The Ultimate Income Portfolio: 7.1% Yield with Low Risk
October 14, 2014
by Geoff Considine
In July of 2010, I introduced a portfolio-construction strategy called the Ultimate Income Portfolio (UIP). I have updated that strategy annually, revising the holdings and reviewing the previous year’s results. (Here are the results for 2011, 2012 and 2013.) My goal is to provide the maximum available yield while diversifying to reduce risk. I set a target risk, which is within the range that most individual investors seek. I also sell covered call options against portfolio holdings to increase income.
In this article, I analyze the performance of last year’s Ultimate Income Portfolio and generate the UIP for 2014-15. The result is a portfolio that yields 7.1% with a risk level equivalent to a 70/30 stock/bond index fund.

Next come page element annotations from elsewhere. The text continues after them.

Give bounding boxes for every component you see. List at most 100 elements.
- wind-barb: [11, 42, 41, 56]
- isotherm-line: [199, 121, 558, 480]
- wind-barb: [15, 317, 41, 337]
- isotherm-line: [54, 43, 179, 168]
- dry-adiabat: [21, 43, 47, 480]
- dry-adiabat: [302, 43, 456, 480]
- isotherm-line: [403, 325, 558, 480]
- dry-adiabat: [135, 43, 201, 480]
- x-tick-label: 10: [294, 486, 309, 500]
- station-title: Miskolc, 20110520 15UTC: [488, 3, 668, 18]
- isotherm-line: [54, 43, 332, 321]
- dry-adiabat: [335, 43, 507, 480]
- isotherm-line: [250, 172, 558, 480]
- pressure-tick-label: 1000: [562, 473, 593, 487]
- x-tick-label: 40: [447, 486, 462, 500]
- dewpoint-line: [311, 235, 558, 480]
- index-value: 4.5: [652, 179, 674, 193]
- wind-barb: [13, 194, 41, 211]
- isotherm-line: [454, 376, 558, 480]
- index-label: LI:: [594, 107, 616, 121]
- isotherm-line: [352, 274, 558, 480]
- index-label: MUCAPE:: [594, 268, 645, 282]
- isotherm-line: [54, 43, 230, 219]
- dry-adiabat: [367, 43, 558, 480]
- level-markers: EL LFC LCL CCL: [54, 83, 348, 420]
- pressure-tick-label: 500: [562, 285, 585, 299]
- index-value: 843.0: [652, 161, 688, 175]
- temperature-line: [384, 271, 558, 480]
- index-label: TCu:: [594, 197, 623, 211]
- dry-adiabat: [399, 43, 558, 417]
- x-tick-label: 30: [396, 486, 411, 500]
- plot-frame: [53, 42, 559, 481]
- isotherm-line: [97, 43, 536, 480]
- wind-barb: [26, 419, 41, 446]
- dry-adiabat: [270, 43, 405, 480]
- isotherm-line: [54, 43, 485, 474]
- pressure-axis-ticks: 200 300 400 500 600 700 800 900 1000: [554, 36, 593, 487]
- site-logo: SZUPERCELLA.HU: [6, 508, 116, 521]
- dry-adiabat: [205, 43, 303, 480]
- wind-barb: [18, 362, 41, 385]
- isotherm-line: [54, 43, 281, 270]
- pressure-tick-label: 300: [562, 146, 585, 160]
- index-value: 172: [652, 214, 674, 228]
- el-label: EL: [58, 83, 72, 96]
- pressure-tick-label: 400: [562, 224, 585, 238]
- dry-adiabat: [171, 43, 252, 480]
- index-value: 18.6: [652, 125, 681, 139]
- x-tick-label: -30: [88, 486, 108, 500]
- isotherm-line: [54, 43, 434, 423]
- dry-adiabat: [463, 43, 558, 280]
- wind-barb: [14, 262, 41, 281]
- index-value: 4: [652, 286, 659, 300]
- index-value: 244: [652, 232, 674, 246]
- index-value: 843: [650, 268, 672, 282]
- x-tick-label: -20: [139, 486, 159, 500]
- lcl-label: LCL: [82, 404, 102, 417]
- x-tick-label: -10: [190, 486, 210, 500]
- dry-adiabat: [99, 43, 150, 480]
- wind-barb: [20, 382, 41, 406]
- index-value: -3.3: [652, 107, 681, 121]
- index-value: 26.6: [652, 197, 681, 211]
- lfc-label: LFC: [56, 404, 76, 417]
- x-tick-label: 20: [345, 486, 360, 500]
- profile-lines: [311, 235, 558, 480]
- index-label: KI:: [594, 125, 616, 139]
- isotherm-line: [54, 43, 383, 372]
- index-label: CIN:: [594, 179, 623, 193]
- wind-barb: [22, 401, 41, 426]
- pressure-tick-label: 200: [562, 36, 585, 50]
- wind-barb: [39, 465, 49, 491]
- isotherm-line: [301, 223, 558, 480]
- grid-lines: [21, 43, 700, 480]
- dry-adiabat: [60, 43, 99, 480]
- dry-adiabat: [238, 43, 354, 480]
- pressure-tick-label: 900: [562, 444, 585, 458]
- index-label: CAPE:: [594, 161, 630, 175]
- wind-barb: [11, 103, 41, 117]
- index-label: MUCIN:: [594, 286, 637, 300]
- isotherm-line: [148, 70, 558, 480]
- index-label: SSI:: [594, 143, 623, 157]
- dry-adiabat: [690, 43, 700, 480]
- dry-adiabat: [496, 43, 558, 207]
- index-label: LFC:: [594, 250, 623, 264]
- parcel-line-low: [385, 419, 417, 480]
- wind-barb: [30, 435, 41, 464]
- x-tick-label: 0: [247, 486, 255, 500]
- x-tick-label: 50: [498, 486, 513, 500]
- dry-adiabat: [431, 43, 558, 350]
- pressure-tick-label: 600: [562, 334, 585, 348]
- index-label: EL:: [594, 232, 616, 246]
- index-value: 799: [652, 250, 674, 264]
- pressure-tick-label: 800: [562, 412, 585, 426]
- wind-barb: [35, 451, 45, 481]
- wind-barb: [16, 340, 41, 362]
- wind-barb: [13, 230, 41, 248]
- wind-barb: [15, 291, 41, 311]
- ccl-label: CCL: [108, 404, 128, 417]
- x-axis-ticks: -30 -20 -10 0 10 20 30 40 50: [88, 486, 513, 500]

I also explore some of the lessons learned from four years of tracking and revising the portfolios.
Some investors focus on the yield generated by their portfolios rather than on the expected total return. Typically, they prefer to use the income provided by their portfolios, without relying on principal, to reduce the possibility that they will have to sell assets during market declines. Relying only on portfolio income should eliminate the possibility of exhausting portfolio assets.
But the income generated by a portfolio may fluctuate and may not keep up with inflation. Relying only on income does not mean that an acceptable level of income will be generated. For those investors who are weighing the costs and benefits of an income strategy, as well as for those who prefer income to capital appreciation, it is crucial to understand how much income is available at acceptable risk levels.
The four previous iterations of the Ultimate Income Portfolio have been implemented in increasingly difficult conditions for income seekers. The Fed has kept interest rates on Treasury bonds at or near record lows. As a result, the available yields from almost every asset class have dropped. Many income investors have invested in riskier asset classes including equities, real-estate investment trusts, master-limited partnerships (MLPs) and lower-grade bonds to achieve levels of income that were available from Treasury bonds in past decades. The silver lining to this environment is that inflation has also remained low, so that there is less incremental loss of purchasing power.
The good news from the past four years is that it has remained possible to generate high levels of income with risk levels consistent with those chosen by many individual investors. Even as the very low-interest-rate environment has persisted and market valuations have trended higher, there are attractive income portfolios.